11.2.1 Introduction
Consider a discrete-time random process $\big\{X_m, m=0,1,2,\dots\}$. In the very simple case where the $X_m$'s are independent, the analysis of this process is relatively straightforward. In this case, there is no "memory" in the system, so each $X_m$ can be looked at independently from previous ones.
However, for many real-life processes, the independence assumption is not valid. For example, if $X_m$ is the stock price of a company at time $m \in \{0,1,2,..\}$, then it is reasonable to assume that the $X_m$'s are dependent. Therefore, we need to develop models where the value of $X_m$ depends on the previous values.

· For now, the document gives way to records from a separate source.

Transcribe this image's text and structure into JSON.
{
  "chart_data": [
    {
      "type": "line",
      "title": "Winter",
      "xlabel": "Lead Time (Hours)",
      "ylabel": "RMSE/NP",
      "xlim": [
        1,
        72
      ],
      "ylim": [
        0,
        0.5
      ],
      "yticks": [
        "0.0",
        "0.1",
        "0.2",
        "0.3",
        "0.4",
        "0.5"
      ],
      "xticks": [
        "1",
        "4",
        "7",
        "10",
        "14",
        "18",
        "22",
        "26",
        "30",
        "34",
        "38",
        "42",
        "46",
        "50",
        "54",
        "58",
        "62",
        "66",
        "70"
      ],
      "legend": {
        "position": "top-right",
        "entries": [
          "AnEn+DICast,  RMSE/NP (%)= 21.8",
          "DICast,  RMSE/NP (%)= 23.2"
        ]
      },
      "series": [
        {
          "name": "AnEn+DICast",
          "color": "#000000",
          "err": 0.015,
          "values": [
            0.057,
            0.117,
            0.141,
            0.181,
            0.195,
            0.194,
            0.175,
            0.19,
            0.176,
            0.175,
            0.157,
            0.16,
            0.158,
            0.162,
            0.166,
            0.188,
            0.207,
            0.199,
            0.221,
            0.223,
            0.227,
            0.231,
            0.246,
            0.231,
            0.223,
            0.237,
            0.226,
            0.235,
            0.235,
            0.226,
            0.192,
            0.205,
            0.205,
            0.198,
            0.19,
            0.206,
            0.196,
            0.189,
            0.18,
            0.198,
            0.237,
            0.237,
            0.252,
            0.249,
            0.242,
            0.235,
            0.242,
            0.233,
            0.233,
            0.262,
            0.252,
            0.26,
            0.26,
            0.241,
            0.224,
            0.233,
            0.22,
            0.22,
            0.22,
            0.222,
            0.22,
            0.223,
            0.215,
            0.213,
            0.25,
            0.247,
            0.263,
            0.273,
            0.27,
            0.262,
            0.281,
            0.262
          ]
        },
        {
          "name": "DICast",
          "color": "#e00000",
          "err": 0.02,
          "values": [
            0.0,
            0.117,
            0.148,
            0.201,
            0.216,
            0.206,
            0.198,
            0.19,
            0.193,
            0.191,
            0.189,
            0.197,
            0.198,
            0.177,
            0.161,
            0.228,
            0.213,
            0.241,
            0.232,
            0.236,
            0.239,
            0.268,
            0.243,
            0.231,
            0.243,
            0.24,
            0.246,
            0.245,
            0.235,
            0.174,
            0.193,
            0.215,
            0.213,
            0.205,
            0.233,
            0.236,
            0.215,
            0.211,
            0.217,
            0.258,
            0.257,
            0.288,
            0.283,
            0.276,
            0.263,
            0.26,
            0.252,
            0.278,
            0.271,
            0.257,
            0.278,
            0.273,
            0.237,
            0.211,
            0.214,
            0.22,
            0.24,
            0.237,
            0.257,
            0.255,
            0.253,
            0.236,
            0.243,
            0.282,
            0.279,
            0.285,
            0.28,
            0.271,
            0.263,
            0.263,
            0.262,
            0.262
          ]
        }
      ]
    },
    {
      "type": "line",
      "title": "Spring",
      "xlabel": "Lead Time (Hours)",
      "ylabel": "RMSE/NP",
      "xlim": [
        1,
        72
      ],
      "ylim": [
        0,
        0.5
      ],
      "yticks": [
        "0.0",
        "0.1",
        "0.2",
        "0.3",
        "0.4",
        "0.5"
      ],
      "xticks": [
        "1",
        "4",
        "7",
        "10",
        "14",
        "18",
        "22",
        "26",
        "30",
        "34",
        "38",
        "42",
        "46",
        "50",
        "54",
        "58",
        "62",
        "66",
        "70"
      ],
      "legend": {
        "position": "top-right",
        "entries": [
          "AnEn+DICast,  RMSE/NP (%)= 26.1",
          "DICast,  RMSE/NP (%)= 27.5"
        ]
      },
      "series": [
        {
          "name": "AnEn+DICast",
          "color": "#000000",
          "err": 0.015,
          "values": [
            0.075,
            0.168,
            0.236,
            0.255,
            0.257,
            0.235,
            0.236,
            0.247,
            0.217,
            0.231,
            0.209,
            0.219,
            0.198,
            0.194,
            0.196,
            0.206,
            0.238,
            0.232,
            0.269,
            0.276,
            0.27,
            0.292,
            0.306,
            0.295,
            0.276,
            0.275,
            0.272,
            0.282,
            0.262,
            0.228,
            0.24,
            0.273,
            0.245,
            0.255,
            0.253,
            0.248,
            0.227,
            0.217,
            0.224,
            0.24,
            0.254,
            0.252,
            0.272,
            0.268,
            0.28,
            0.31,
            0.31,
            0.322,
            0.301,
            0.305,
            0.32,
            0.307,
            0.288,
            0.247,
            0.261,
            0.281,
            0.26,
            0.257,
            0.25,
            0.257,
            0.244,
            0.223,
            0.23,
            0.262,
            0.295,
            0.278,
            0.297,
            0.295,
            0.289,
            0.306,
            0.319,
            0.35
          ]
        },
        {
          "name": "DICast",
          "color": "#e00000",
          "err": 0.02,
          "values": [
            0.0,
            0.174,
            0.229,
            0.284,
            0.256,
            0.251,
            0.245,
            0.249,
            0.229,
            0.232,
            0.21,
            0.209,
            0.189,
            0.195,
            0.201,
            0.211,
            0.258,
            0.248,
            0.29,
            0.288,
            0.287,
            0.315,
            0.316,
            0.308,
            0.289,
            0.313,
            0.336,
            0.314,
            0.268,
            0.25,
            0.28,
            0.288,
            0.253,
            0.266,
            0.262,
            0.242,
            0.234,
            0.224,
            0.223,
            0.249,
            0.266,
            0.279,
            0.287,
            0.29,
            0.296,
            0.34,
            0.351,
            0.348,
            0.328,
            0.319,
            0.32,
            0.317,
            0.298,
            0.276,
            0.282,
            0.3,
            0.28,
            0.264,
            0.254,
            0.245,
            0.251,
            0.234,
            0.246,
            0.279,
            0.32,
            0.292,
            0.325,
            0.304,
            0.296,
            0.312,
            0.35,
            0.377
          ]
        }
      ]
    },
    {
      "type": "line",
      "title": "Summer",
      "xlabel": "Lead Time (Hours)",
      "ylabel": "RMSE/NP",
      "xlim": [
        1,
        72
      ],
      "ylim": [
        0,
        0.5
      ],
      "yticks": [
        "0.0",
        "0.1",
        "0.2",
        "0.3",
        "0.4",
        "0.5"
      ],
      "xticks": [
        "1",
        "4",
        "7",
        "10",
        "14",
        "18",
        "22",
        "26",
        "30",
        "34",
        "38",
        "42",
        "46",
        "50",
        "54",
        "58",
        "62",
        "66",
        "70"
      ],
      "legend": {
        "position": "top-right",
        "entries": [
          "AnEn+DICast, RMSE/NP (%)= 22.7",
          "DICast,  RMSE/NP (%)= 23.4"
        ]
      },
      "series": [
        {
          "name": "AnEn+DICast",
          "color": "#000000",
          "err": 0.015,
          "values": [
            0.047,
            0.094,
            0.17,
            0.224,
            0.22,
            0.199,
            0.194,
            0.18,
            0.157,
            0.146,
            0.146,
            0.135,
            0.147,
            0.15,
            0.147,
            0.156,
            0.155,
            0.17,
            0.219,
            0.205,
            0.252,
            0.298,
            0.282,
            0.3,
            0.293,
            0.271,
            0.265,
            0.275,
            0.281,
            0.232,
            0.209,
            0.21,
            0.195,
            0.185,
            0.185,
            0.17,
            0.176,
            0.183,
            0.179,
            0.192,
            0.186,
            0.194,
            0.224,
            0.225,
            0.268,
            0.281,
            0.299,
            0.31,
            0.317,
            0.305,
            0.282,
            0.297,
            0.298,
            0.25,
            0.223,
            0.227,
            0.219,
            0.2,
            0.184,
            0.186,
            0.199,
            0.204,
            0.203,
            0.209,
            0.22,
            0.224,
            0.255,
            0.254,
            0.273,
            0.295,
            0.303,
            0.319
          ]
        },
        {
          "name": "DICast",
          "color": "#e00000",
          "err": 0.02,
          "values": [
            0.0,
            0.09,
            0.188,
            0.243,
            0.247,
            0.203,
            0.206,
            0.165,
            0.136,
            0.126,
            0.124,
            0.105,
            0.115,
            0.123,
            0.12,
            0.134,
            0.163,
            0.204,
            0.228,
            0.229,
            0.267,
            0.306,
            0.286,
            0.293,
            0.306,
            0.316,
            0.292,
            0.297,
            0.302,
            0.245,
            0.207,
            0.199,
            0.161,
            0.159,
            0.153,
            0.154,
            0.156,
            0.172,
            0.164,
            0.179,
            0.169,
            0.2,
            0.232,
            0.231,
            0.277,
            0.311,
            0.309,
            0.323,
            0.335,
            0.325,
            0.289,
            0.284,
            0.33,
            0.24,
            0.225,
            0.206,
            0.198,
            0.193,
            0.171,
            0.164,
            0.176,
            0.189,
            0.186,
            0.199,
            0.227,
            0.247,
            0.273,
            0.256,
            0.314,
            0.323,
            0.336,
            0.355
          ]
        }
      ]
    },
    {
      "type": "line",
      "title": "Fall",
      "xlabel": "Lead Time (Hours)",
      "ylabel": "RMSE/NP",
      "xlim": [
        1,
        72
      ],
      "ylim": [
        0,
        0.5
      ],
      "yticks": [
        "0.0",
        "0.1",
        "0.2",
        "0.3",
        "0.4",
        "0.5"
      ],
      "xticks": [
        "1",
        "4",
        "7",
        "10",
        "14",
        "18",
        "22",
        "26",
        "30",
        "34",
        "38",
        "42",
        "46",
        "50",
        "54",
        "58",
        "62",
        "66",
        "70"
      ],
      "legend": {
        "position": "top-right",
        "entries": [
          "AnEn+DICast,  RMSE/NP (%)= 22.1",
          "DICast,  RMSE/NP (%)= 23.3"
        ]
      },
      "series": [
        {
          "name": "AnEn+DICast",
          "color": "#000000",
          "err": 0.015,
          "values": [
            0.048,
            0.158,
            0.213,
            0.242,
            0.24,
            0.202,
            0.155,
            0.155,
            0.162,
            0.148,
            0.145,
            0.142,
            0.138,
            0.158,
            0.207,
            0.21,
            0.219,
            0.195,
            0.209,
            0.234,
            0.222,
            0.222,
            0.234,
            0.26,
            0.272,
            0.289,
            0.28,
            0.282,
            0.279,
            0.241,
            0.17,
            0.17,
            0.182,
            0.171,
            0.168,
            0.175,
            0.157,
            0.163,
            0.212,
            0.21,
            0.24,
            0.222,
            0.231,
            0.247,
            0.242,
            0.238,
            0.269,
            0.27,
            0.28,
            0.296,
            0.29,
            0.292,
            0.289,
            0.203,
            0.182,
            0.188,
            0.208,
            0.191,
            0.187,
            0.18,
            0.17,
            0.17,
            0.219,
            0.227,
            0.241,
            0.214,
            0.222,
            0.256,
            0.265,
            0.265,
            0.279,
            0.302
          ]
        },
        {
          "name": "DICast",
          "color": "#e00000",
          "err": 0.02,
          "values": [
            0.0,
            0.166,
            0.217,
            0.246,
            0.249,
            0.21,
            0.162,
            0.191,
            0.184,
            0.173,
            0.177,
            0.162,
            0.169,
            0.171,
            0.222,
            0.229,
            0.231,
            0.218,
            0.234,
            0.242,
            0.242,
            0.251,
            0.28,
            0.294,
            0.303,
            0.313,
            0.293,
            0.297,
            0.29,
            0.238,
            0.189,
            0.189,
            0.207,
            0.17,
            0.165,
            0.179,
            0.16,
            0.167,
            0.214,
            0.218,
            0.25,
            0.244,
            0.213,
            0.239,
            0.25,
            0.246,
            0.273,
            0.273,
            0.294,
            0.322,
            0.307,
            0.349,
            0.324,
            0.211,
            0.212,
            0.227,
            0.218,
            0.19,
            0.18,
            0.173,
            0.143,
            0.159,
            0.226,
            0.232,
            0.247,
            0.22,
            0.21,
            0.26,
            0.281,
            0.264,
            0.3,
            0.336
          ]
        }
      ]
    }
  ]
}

In a Markov chain, $X_{m+1}$ depends on $X_{m}$, but given $X_{m}$, it does not depend on the other previous values $X_0$, $X_1$, $\cdots$, $X_{m-1}$. That is, conditioned on $X_m$, the random variable $X_{m+1}$ is independent of the random variables $X_0$, $X_1$, $\cdots$, $X_{m-1}$.
Markov chains are usually used to model the evolution of "states" in probabilistic systems. More specifically, consider a system with the set of possible states $S=\{s_1, s_2,...\}$. Without loss of generality, the states are usually chosen to be $0$, $1$, $2$, $\cdots$, or $1$, $2$, $3$, $\cdots$, depending on which one is more convenient for a particular problem. If $X_n=i$, we say that the system is in state $i$ at time $n$. The idea behind Markov chains is usually summarized as follows: "conditioned on the current state, the past and the future states are independent."
For example, suppose that we are modeling a queue at a bank. The number of people in the queue is a non-negative integer. Here, the state of the system can be defined as the number of people in the queue. More specifically, if $X_n$ shows the number of people in the queue at time $n$, then $X_n \in S=\{0,1,2,...\}$. The set $S$ is called the state space of the Markov chain. Let us now provide a formal definition for discrete-time Markov chains.
Consider the random process $\{X_n, n=0,1,2,\cdots\}$, where $R_{X_i}=S \subset \{0,1,2,\cdots\}$. We say that this process is a Markov chain if \begin{align*} &P(X_{m+1}=j |X_{m}=i, X_{m-1}=i_{m-1}, \cdots, X_{0}=i_{0})\\ &\hspace{80pt}= P(X_{m+1}=j |X_{m}=i), \end{align*} for all $m, j, i, i_0, i_1, \cdots i_{m-1}$. $\\ \\$ If the number of states is finite, e.g., $S=\{0,1,2,\cdots, r\}$, we call it a finite Markov chain.